Alexandre Saunier and I are presenting a paper co-authored with Maurice Jones about the behaviour generator based on large language models (LLMs) that we used during the Wilding AI workshop at MONOM, part of CTM Festival 2025. Some highlights of what we’re presenting:
- LLM Behavior Generator that transforms textual prompts into expressive sound modulations and motions in space.
- Chain of thoughts involving a “recipe” LLM cascading into a “code” LLM.
- Max for Live implementation for artistic use in Ableton Live with immersive audio systems such as 4D SOUND.
- Artistic experimentations and user feedbacks suggests such LLM-based system should be contextualized in the history of sound practices employing aleatoric, emergent, and open-ended strategies.

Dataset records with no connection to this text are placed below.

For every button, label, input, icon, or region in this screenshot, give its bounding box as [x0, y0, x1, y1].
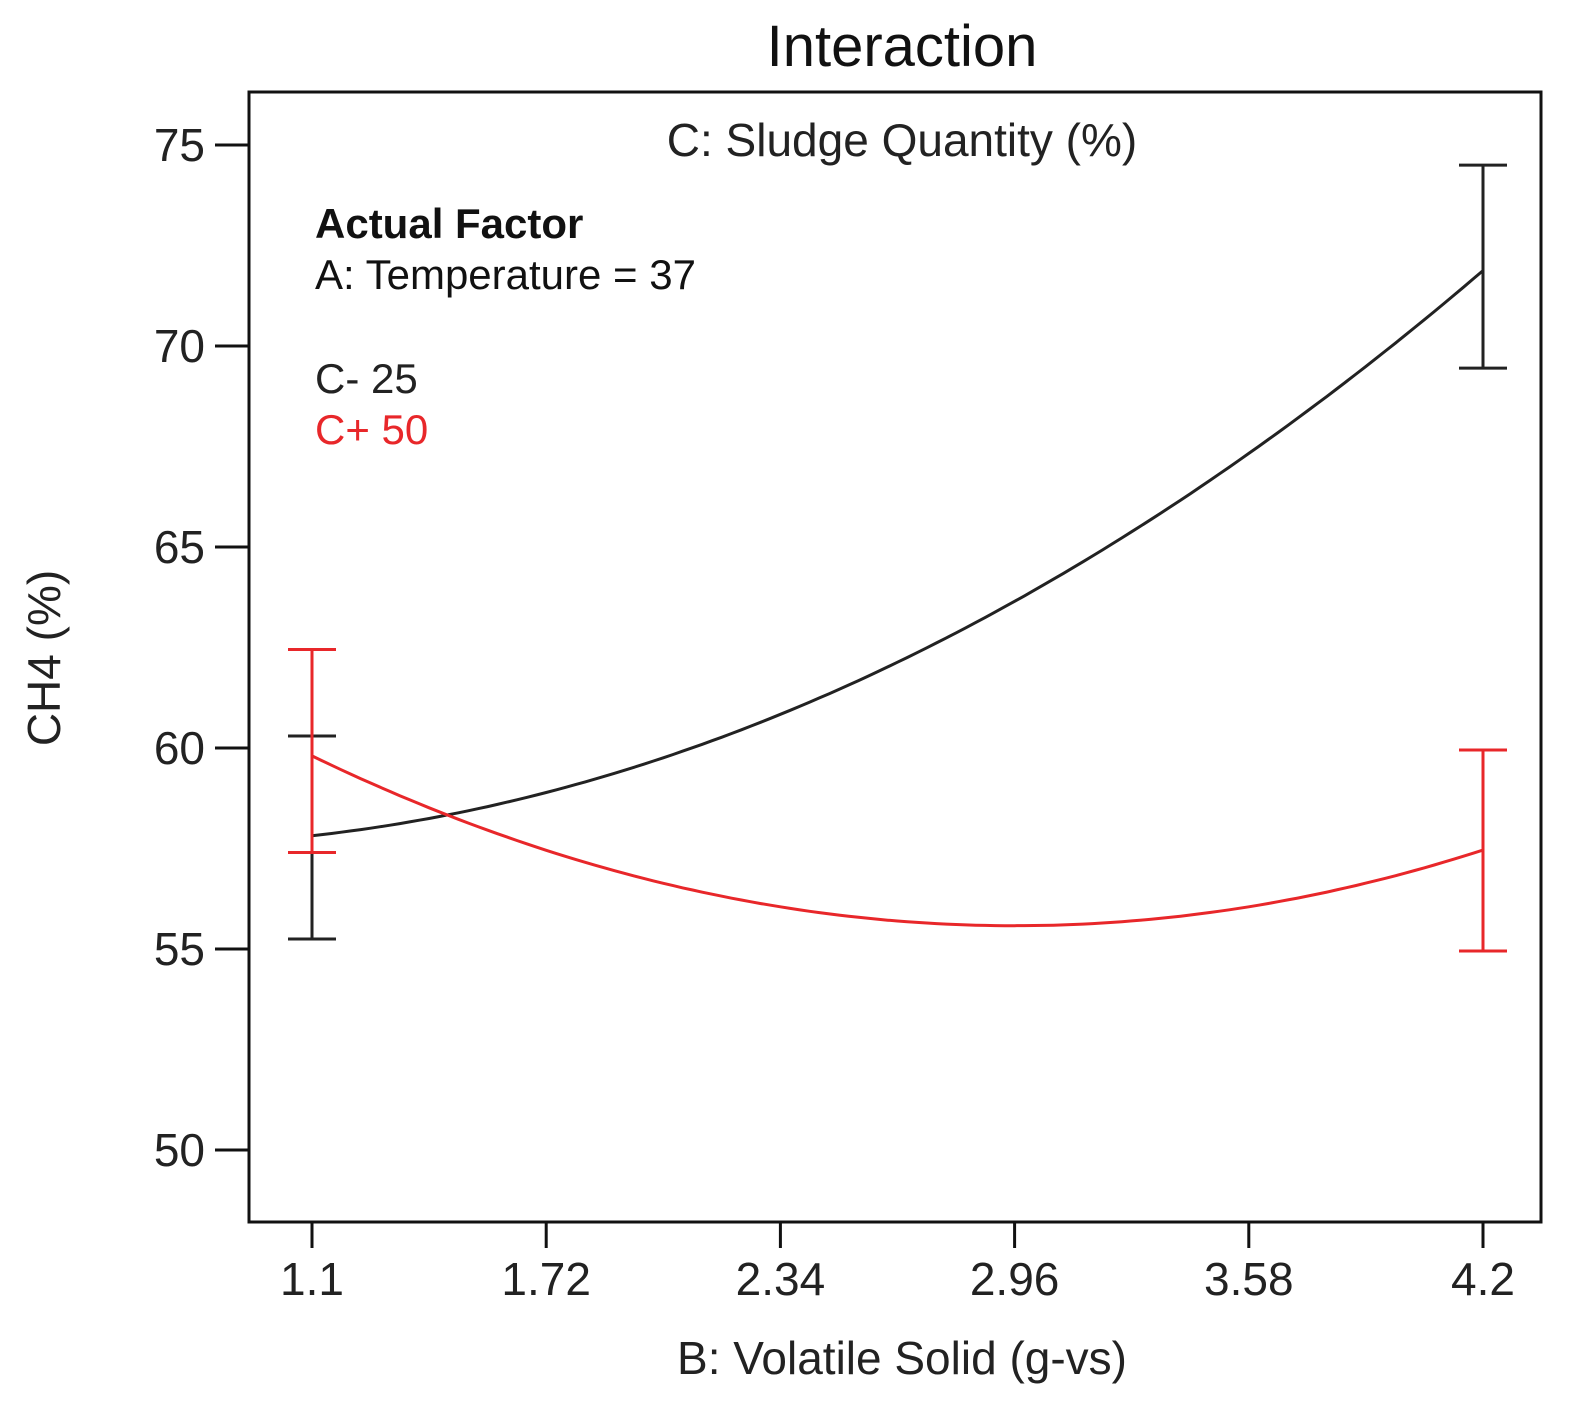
chart-title: Interaction — [767, 14, 1038, 79]
y-axis: 50 55 60 65 70 75 — [154, 119, 249, 1176]
x-tick-label: 3.58 — [1204, 1253, 1294, 1305]
series-line-0 — [311, 269, 1484, 838]
y-tick-label: 75 — [154, 119, 205, 171]
y-tick-label: 65 — [154, 521, 205, 573]
y-tick-label: 55 — [154, 923, 205, 975]
x-axis-title: B: Volatile Solid (g-vs) — [677, 1332, 1127, 1384]
series-line-1 — [311, 754, 1484, 928]
legend-entry-c-minus: C- 25 — [315, 355, 418, 402]
plot-frame — [247, 90, 1543, 1224]
chart-subtitle: C: Sludge Quantity (%) — [667, 114, 1137, 166]
y-tick-label: 60 — [154, 722, 205, 774]
y-tick-label: 50 — [154, 1124, 205, 1176]
x-tick-label: 2.34 — [736, 1253, 826, 1305]
annotation-line: A: Temperature = 37 — [315, 251, 696, 298]
series-layer — [288, 163, 1507, 953]
x-tick-label: 4.2 — [1451, 1253, 1515, 1305]
x-axis: 1.1 1.72 2.34 2.96 3.58 4.2 — [280, 1222, 1515, 1305]
annotation-heading: Actual Factor — [315, 200, 583, 247]
y-axis-title: CH4 (%) — [18, 570, 70, 746]
x-tick-label: 2.96 — [970, 1253, 1060, 1305]
x-tick-label: 1.72 — [501, 1253, 591, 1305]
y-tick-label: 70 — [154, 320, 205, 372]
x-tick-label: 1.1 — [280, 1253, 344, 1305]
legend-entry-c-plus: C+ 50 — [315, 406, 428, 453]
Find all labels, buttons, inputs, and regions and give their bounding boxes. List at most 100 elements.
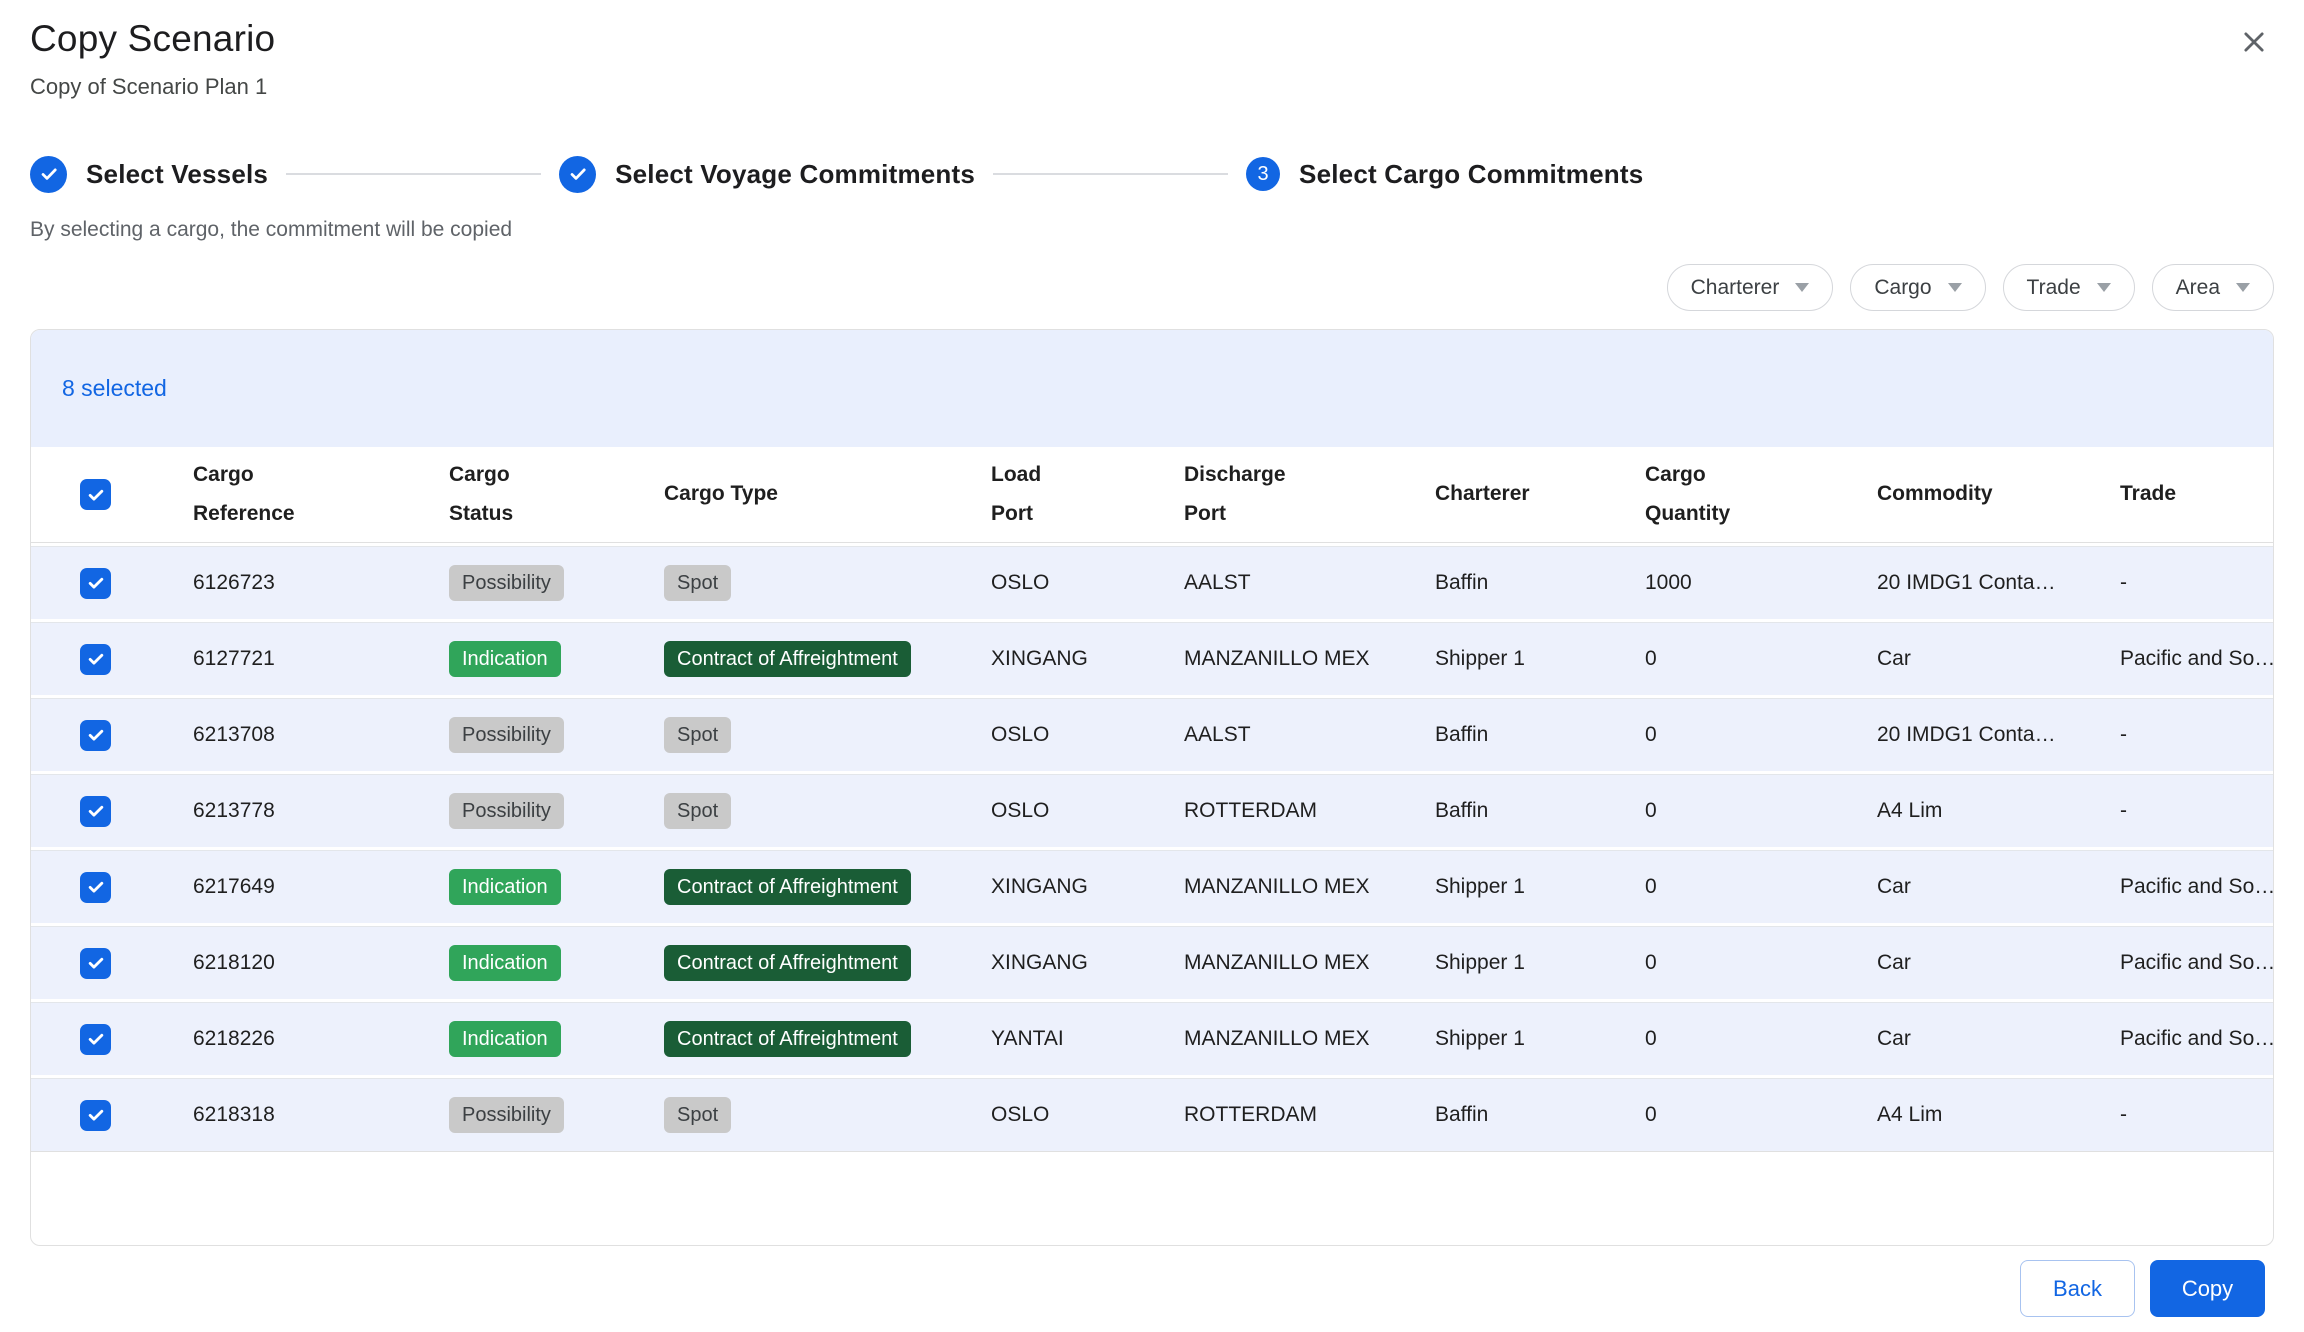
step-label: Select Voyage Commitments <box>615 159 975 190</box>
column-header-cargo-quantity: Cargo Quantity <box>1645 456 1877 534</box>
column-header-trade: Trade <box>2120 475 2273 514</box>
cargo-quantity-cell: 0 <box>1645 1103 1877 1127</box>
dialog-title-block: Copy Scenario Copy of Scenario Plan 1 <box>30 18 275 100</box>
dialog-subtitle: Copy of Scenario Plan 1 <box>30 74 275 100</box>
copy-button[interactable]: Copy <box>2150 1260 2265 1317</box>
selected-count: 8 selected <box>62 375 167 402</box>
commodity-cell: Car <box>1877 951 2120 975</box>
row-checkbox[interactable] <box>80 568 111 599</box>
cargo-type-badge: Spot <box>664 1097 731 1133</box>
table-row[interactable]: 6217649 Indication Contract of Affreight… <box>31 850 2273 923</box>
row-checkbox[interactable] <box>80 1100 111 1131</box>
discharge-port-cell: MANZANILLO MEX <box>1184 647 1435 671</box>
copy-scenario-dialog: Copy Scenario Copy of Scenario Plan 1 Se… <box>0 0 2304 1332</box>
cargo-quantity-cell: 0 <box>1645 799 1877 823</box>
filter-bar: Charterer Cargo Trade Area <box>30 264 2274 311</box>
step-select-vessels[interactable]: Select Vessels <box>30 156 268 193</box>
step-select-voyage-commitments[interactable]: Select Voyage Commitments <box>559 156 975 193</box>
charterer-cell: Baffin <box>1435 799 1645 823</box>
check-icon <box>559 156 596 193</box>
row-checkbox[interactable] <box>80 644 111 675</box>
cargo-quantity-cell: 0 <box>1645 875 1877 899</box>
trade-cell: - <box>2120 571 2273 595</box>
page-title: Copy Scenario <box>30 18 275 60</box>
row-checkbox[interactable] <box>80 1024 111 1055</box>
close-icon[interactable] <box>2234 22 2274 62</box>
charterer-cell: Shipper 1 <box>1435 951 1645 975</box>
commodity-cell: 20 IMDG1 Conta… <box>1877 723 2120 747</box>
cargo-type-badge: Spot <box>664 717 731 753</box>
cargo-status-badge: Indication <box>449 869 561 905</box>
commodity-cell: Car <box>1877 1027 2120 1051</box>
column-header-commodity: Commodity <box>1877 475 2120 514</box>
select-all-checkbox[interactable] <box>80 479 111 510</box>
table-row[interactable]: 6218120 Indication Contract of Affreight… <box>31 926 2273 999</box>
filter-trade-dropdown[interactable]: Trade <box>2003 264 2135 311</box>
cargo-status-badge: Possibility <box>449 717 564 753</box>
row-checkbox[interactable] <box>80 948 111 979</box>
chevron-down-icon <box>1795 283 1809 292</box>
column-header-load-port: Load Port <box>991 456 1184 534</box>
load-port-cell: XINGANG <box>991 875 1184 899</box>
charterer-cell: Shipper 1 <box>1435 875 1645 899</box>
cargo-reference-cell: 6218226 <box>193 1027 449 1051</box>
filter-charterer-dropdown[interactable]: Charterer <box>1667 264 1834 311</box>
column-header-cargo-type: Cargo Type <box>664 475 991 514</box>
cargo-type-badge: Contract of Affreightment <box>664 869 911 905</box>
table-row[interactable]: 6218226 Indication Contract of Affreight… <box>31 1002 2273 1075</box>
row-checkbox[interactable] <box>80 796 111 827</box>
load-port-cell: YANTAI <box>991 1027 1184 1051</box>
column-header-cargo-status: Cargo Status <box>449 456 664 534</box>
table-header-row: Cargo Reference Cargo Status Cargo Type … <box>31 447 2273 543</box>
discharge-port-cell: MANZANILLO MEX <box>1184 1027 1435 1051</box>
charterer-cell: Shipper 1 <box>1435 647 1645 671</box>
cargo-quantity-cell: 0 <box>1645 723 1877 747</box>
chevron-down-icon <box>2097 283 2111 292</box>
table-row[interactable]: 6213708 Possibility Spot OSLO AALST Baff… <box>31 698 2273 771</box>
back-button[interactable]: Back <box>2020 1260 2135 1317</box>
load-port-cell: XINGANG <box>991 951 1184 975</box>
column-header-discharge-port: Discharge Port <box>1184 456 1435 534</box>
cargo-reference-cell: 6126723 <box>193 571 449 595</box>
selection-banner: 8 selected <box>31 330 2273 447</box>
cargo-quantity-cell: 0 <box>1645 647 1877 671</box>
trade-cell: Pacific and So… <box>2120 875 2273 899</box>
commodity-cell: Car <box>1877 647 2120 671</box>
cargo-status-badge: Possibility <box>449 1097 564 1133</box>
table-row[interactable]: 6126723 Possibility Spot OSLO AALST Baff… <box>31 546 2273 619</box>
load-port-cell: XINGANG <box>991 647 1184 671</box>
stepper-connector <box>286 173 541 175</box>
row-checkbox[interactable] <box>80 872 111 903</box>
table-body: 6126723 Possibility Spot OSLO AALST Baff… <box>31 546 2273 1152</box>
trade-cell: - <box>2120 1103 2273 1127</box>
step-label: Select Cargo Commitments <box>1299 159 1643 190</box>
cargo-status-badge: Indication <box>449 945 561 981</box>
step-select-cargo-commitments[interactable]: 3 Select Cargo Commitments <box>1246 157 1643 191</box>
step-number-badge: 3 <box>1246 157 1280 191</box>
charterer-cell: Baffin <box>1435 1103 1645 1127</box>
cargo-reference-cell: 6213778 <box>193 799 449 823</box>
commodity-cell: 20 IMDG1 Conta… <box>1877 571 2120 595</box>
discharge-port-cell: MANZANILLO MEX <box>1184 951 1435 975</box>
cargo-type-badge: Contract of Affreightment <box>664 945 911 981</box>
cargo-reference-cell: 6218318 <box>193 1103 449 1127</box>
commodity-cell: A4 Lim <box>1877 1103 2120 1127</box>
table-row[interactable]: 6218318 Possibility Spot OSLO ROTTERDAM … <box>31 1078 2273 1151</box>
cargo-type-badge: Spot <box>664 793 731 829</box>
commodity-cell: Car <box>1877 875 2120 899</box>
table-row[interactable]: 6127721 Indication Contract of Affreight… <box>31 622 2273 695</box>
discharge-port-cell: ROTTERDAM <box>1184 1103 1435 1127</box>
load-port-cell: OSLO <box>991 571 1184 595</box>
charterer-cell: Shipper 1 <box>1435 1027 1645 1051</box>
discharge-port-cell: AALST <box>1184 723 1435 747</box>
row-checkbox[interactable] <box>80 720 111 751</box>
cargo-type-badge: Contract of Affreightment <box>664 1021 911 1057</box>
charterer-cell: Baffin <box>1435 571 1645 595</box>
filter-cargo-dropdown[interactable]: Cargo <box>1850 264 1985 311</box>
discharge-port-cell: AALST <box>1184 571 1435 595</box>
chevron-down-icon <box>2236 283 2250 292</box>
filter-area-dropdown[interactable]: Area <box>2152 264 2274 311</box>
stepper: Select Vessels Select Voyage Commitments… <box>30 152 2274 196</box>
load-port-cell: OSLO <box>991 723 1184 747</box>
table-row[interactable]: 6213778 Possibility Spot OSLO ROTTERDAM … <box>31 774 2273 847</box>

Here are the title and abstract:
Large Language Models to generate sonic behaviors: the case of Wilding AI in exploring creative co-agency
Large Language Models (LLMs) and foundational models play a central role in multimodal text-to-sound systems, such as text-to-speech and text-to-music, as well as in recent musical agent systems designed to automate music production tasks. We explore an alternative approach that employs LLM-based sonic agents as spatial composition techniques. This method, emerging from the Wilding AI research-creation project, integrates LLMs into Max/MSP, Ableton Live, and spatial sound environments. LLMs are used to generate step-by-step sequences controlling spatial audio parameters, including sound motion in 3D space and other assignable sound properties.
This paper details the artistic framework of Wilding AI, a LLM behavior generator, a live performance at the CTM Festival 2025, and discussions on composition, improvisation, time, and agency. Our work repositions LLMs as tools for shaping sonic experiences rather than merely generating finished audio material.
Here is the full paper: https://zenodo.org/records/16946605

This is one outcome of the collective research-creation lab Wilding AI.